En troisième lieu, aux termes de l’article 9 du décret du 17 janvier 1986 relatif aux dispositions générales applicables aux agents contractuels de l’Etat : « Le licenciement en cours ou au terme de la période d’essai ne peut intervenir qu’à l’issue d’un entretien préalable. La décision de licenciement est notifiée à l’intéressé par lettre recommandée avec demande d’avis de réception ou par lettre remise en main propre contre signature ».
Si les dispositions citées au point précédent prévoient que le licenciement en cours ou au terme de la période d’essai ne peut intervenir qu’à l’issue d’un entretien préalable, dont il n’est pas contesté qu’il s’est tenu le 14 mars 2024, ces dispositions ne prévoient aucun formalisme ni obligation particulière à la charge de l’employeur public quant au déroulement de cet entretien préalable. Mme A… ne saurait utilement se prévaloir des dispositions de l’article 47 du décret du 17 janvier 1986, en particulier du délai minimum de cinq jours ouvrables entre la présentation ou la remise de la lettre de convocation et l’entretien préalable qu’elles prévoient, qui ne sont pas applicables aux licenciements en cours ou au terme de la période d’essai mais relatives aux procédures de licenciement menées au cours du contrat de l’agent, après l’expiration du terme de la période d’essai. Par ailleurs, alors même que la décision de licenciement aurait été prise en considération de la personne, elle n’avait pas à être précédée de la communication du dossier. Dans ces conditions, le moyen tiré du vice de procédure doit être écarté comme manifestement infondé.
Enfin, d’une part, l’autorité administrative pouvait, sans commettre d’erreur de droit, pendre en considération, dans le cadre de son appréciation des aptitudes professionnelles de l’intéressée, les difficultés, non contestées, de Mme A… dans le maniement de son arme lors des séances de tir.
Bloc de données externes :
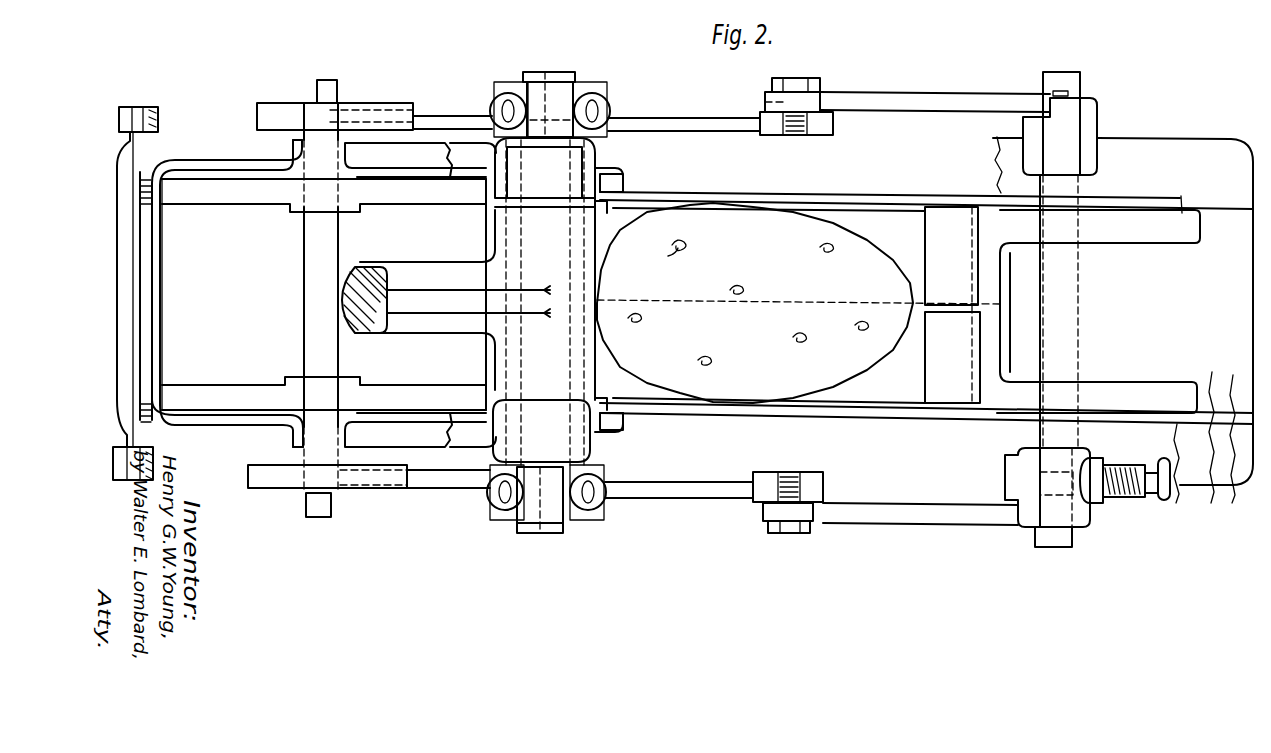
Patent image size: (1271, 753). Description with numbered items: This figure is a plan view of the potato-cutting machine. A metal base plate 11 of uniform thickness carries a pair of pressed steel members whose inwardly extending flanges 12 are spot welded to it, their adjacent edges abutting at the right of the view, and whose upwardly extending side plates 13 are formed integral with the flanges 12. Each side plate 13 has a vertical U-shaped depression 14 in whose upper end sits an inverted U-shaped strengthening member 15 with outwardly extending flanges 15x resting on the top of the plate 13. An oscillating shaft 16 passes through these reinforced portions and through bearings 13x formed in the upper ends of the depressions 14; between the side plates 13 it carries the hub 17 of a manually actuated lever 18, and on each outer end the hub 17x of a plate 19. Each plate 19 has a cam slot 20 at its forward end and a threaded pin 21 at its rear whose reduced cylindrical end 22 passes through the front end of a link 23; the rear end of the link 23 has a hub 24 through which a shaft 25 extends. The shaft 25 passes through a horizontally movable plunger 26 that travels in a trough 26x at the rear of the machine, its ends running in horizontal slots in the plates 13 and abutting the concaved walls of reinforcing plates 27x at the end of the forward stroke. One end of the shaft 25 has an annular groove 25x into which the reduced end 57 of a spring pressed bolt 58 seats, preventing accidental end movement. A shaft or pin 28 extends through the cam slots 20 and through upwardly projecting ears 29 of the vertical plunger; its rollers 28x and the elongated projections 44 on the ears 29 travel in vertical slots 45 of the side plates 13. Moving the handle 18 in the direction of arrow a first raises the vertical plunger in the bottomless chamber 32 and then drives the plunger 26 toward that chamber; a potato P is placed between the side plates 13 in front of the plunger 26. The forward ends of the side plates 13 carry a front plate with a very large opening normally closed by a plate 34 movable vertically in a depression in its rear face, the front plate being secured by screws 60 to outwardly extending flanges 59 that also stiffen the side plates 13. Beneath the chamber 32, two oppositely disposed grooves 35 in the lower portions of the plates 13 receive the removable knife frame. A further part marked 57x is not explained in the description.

The base plate 11 is at (1205, 146).
The inwardly extending flanges 12 is at (1215, 222).
The side plates 13 is at (1152, 420).
The bearings 13x is at (512, 80).
The vertical U-shaped depression 14 is at (620, 172).
The inverted U-shaped strengthening member 15 is at (598, 397).
The outwardly extending flanges 15x is at (597, 142).
The oscillating shaft 16 is at (550, 72).
The hub 17 is at (498, 367).
The hub 17x is at (575, 88).
The manually actuated lever 18 is at (400, 331).
The plate 19 is at (441, 118).
The cam slot 20 is at (950, 314).
The threaded pin 21 is at (800, 80).
The reduced cylindrical end 22 is at (762, 118).
The link 23 is at (906, 96).
The hub 24 is at (1098, 131).
The shaft 25 is at (1081, 83).
The annular peripheral groove 25x is at (1033, 484).
The horizontal movable plunger 26 is at (1127, 247).
The trough 26x is at (1212, 488).
The reinforcing plates 27x is at (630, 183).
The shaft or pin 28 is at (305, 353).
The rollers 28x is at (340, 104).
The ears 29 is at (258, 206).
The bottomless chamber 32 is at (183, 262).
The plate 34 is at (155, 175).
The grooves 35 is at (477, 125).
The elongated projections 44 is at (312, 112).
The vertical slots 45 is at (294, 147).
The reduced end 57 is at (1090, 462).
The bracket 57x is at (366, 296).
The spring pressed bolt 58 is at (1125, 514).
The outwardly extending flanges 59 is at (156, 150).
The screws 60 is at (130, 107).
The arrow a is at (959, 317).
The potato P is at (852, 380).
Par ailleurs, eu égard aux résultats des tests et contrôles réalisés par la requérante, aux multiples rapports sur sa manière de servir établis par les formateurs et faisant état de carences nombreuses, diverses et récurrentes dans les apprentissages techniques et les attitudes professionnelles à adopter, alors même que Mme A… suivait pour la troisième fois la formation de policière adjointe, les moyens tirés de l’erreur de droit et de l’erreur manifeste d’appréciation ne sont assortis que de faits manifestement insusceptibles de venir à leur soutien.
Il résulte de tout ce qui précède que la requête de Mme A… doit être rejetée, en ce compris les conclusions à fin d’injonction et tendant à l’application des dispositions de l’article L. 761-1 du code de justice administrative, par application des dispositions de l’article R. 222-1 du même code.
O R D O N N E :
Article 1er : La requête de Mme A… est rejetée.
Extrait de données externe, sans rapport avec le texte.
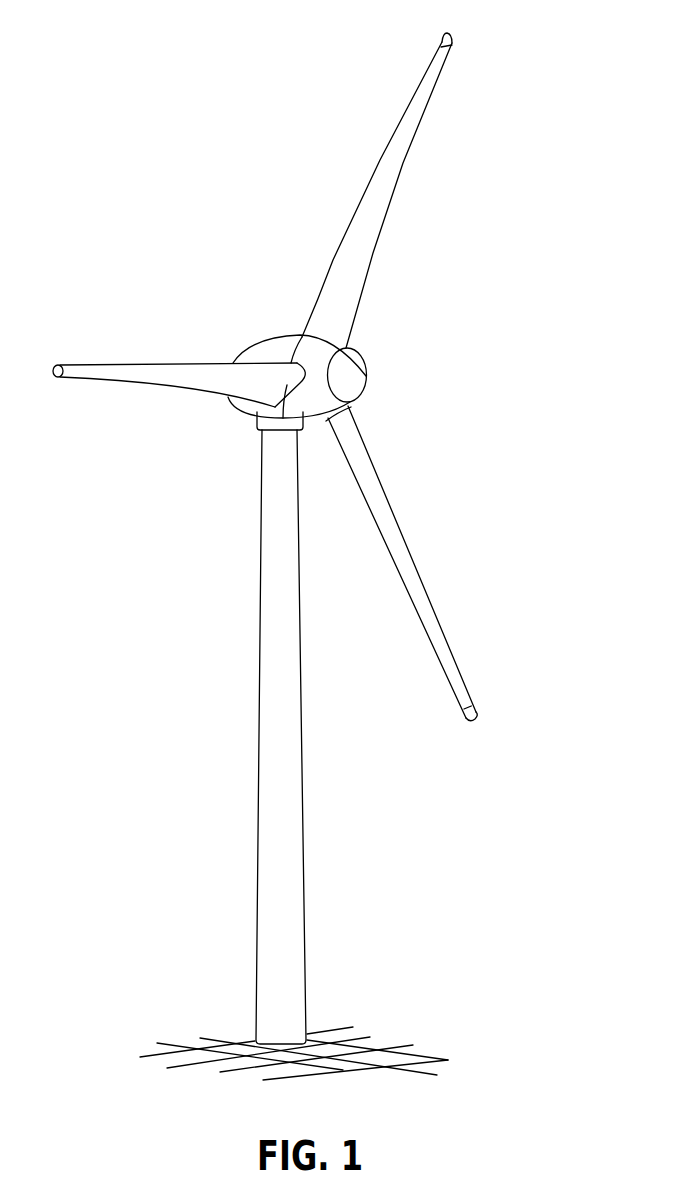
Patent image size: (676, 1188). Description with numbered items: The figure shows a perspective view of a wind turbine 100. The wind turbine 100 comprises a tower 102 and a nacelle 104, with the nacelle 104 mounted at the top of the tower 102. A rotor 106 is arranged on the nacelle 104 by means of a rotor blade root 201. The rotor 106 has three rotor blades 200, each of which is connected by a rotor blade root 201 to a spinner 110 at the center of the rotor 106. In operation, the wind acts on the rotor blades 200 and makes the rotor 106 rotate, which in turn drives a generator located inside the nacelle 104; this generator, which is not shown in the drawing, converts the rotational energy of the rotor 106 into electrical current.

The wind turbine 100 is at (213, 500).
The tower 102 is at (282, 832).
The nacelle 104 is at (272, 353).
The rotor 106 is at (436, 296).
The spinner 110 is at (350, 377).
The rotor blade 200 is at (407, 150).
The rotor blade root 201 is at (384, 419).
Article 2 : La présente ordonnance sera notifiée à Mme C… A…, au préfet de la zone de défense et de sécurité ouest et au ministre de l’intérieur.
Fait à Versailles, le 28 novembre 2025.
Le magistrat désigné,
signé
S. Bélot
La République mande et ordonne au ministre de l’intérieur, en ce qui le concerne, ou à tous commissaires de justice à ce requis, en ce qui concerne les voies de droit commun contre les parties privées, de pourvoir à l’exécution de la présente décision.